Altius is a world leader in prospect generation. For every dollar Altius has spent on its prospects in the past ten years, its partners have paid more than $23. Each dollar Altius spent has generated investment profits of more than $13. Altius operates a highly efficient business model. As a prospect generator, Altius hands more than 95% of its investment risk over to a willing joint-venture partner and collects thirteen times its money in profits. Altius’ prospect-generation business is in better condition than it has ever been. Because of the 2011-2016 bear market in natural resources, Altius increased its land holdings from less than 500,000 hectares (about 1.2 million acres) to around 2.5 million hectares (about 6.1 million acres). It has mineral rights and joint-venture agreements in Canada, the United States, Chile, Ireland, and Australia.
In April 2015, Altius paid its first dividend of $0.02. In 2023, it paid a $0.08 quarterly dividend. The dividend at this level is sustainable and capable of growth. Altius is becoming a solid dividend-paying royalty company today. Still, another piece to its business has resulted in substantial investment gains and could easily continue to do so in the future. In addition to investing in existing royalties, Altius also creates royalties. This part of the business is called prospect generation/royalty creation.

Altius’ team of top geologists stake out original mineral prospects for a small amount. Then, they find a partner willing to earn a percentage of the prospect by taking on the financial risk of drilling enough holes to outline a full-blown mineral deposit. Altius then earns a royalty on the eventual production from that deposit. This business can be highly lucrative. It makes money without taking on much risk. It leaves all the risk to its partner. The prospect-generation business generates incredible returns on invested capital because Altius invests only a small amount of money in each prospect and then finds a partner to spend the bulk of the capital needed to develop the prospect. As of December 2023, Altius has seventeen exploration projects in various stages of development.
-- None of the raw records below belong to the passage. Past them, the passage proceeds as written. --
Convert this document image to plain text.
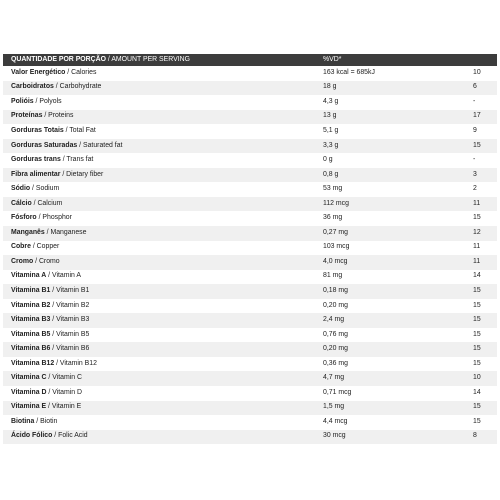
QUANTIDADE POR PORÇÃO / AMOUNT PER SERVING	%VD*	
Valor Energético / Calories	163 kcal = 685kJ	10
Carboidratos / Carbohydrate	18 g	6
Polióis / Polyols	4,3 g	-
Proteínas / Proteins	13 g	17
Gorduras Totais / Total Fat	5,1 g	9
Gorduras Saturadas / Saturated fat	3,3 g	15
Gorduras trans / Trans fat	0 g	-
Fibra alimentar / Dietary fiber	0,8 g	3
Sódio / Sodium	53 mg	2
Cálcio / Calcium	112 mcg	11
Fósforo / Phosphor	36 mg	15
Manganês / Manganese	0,27 mg	12
Cobre / Copper	103 mcg	11
Cromo / Cromo	4,0 mcg	11
Vitamina A / Vitamin A	81 mg	14
Vitamina B1 / Vitamin B1	0,18 mg	15
Vitamina B2 / Vitamin B2	0,20 mg	15
Vitamina B3 / Vitamin B3	2,4 mg	15
Vitamina B5 / Vitamin B5	0,76 mg	15
Vitamina B6 / Vitamin B6	0,20 mg	15
Vitamina B12 / Vitamin B12	0,36 mg	15
Vitamina C / Vitamin C	4,7 mg	10
Vitamina D / Vitamin D	0,71 mcg	14
Vitamina E / Vitamin E	1,5 mg	15
Biotina / Biotin	4,4 mcg	15
Ácido Fólico / Folic Acid	30 mcg	8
Altius’ project generation strategy is simple but requires a longer cyclically based strategy than most of their industry peers. Altius organically assembles and generates prospective geological real estate around the globe during periods of bear sentiment when capital for most is sparse. Hence, competition is light. On December 31, 2023, the portfolio value stands at $45.1 million. In 2023, Altius purchased new public equity investments totaling $1.6 million, while sales of public equities were $1.2 million. New equities are frequently added to the portfolio primarily from vending new projects the group generates in exchange for equity stakes.
Altius’ market cap is around C$810 million in January 2024. The company’s current intrinsic value is around C$1.2 billion. In the long term, given the size of the diversified mining market, we believe that the company is potentially worth several times its current intrinsic value.